Premier League Predictions

The final score is $\sum_{n=1}^{20} |p_n-n| = \sum_{n=1}^{20} (\pm p_n \mp n),$ where $p_n$ is the prediction for the team that eventually finishes in $n$ th place. This is a signed sum with two copies of every integer from $1$ to $20,$ with $20$ pluses and $20$ minuses.

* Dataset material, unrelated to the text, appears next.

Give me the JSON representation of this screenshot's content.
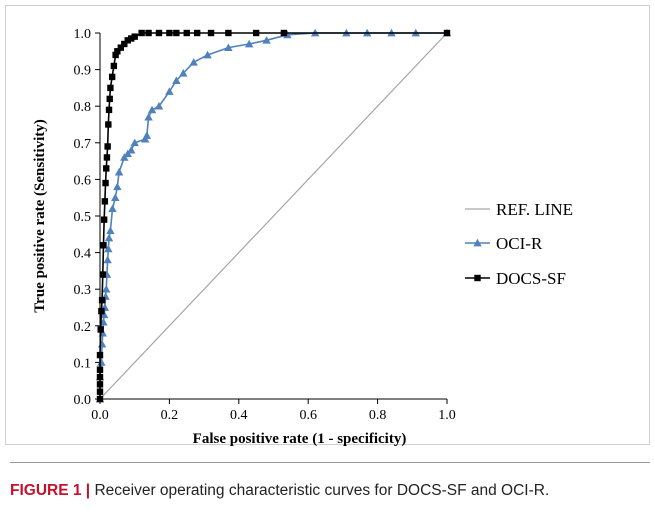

The maximum possible value of this signed sum comes when we put the pluses on the largest numbers: $20+20+19+19+\cdots+11+11 -10-10-9-9-\cdots-1-1 = 200.$

The other important point is that this signed sum is always even, because $|p_n - n| \equiv p_n-n \pmod 2,$ so $\sum_{n=1}^{20} |p_n-n| \equiv \sum_{n=1}^{20} (p_n-n) = \sum_{n=1}^{20} p_n - \sum_{n=1}^{20} n = 0,$ since the $p_n$ are a permutation of $1, \ldots, 20.$

So the final score must be an even number $\le 200,$ and $\fbox{114}$ is the only possible choice. To be complete, I should also show that $114$ is possible. Here's a sequence $p_n$ that should do the trick: $20,19,18,5,6,7,8,9,10,4,11,12,13,14,15,16,17,3,2,1.$ This gives a final score of $19+17+15+1+1+1+1+1+1+6+0+0+0+0+0+0+0+15+17+19 = 114.$

(Remark: I believe that every even number between $0$ and $200$ inclusive is a possible final score, but I don't have a short proof.)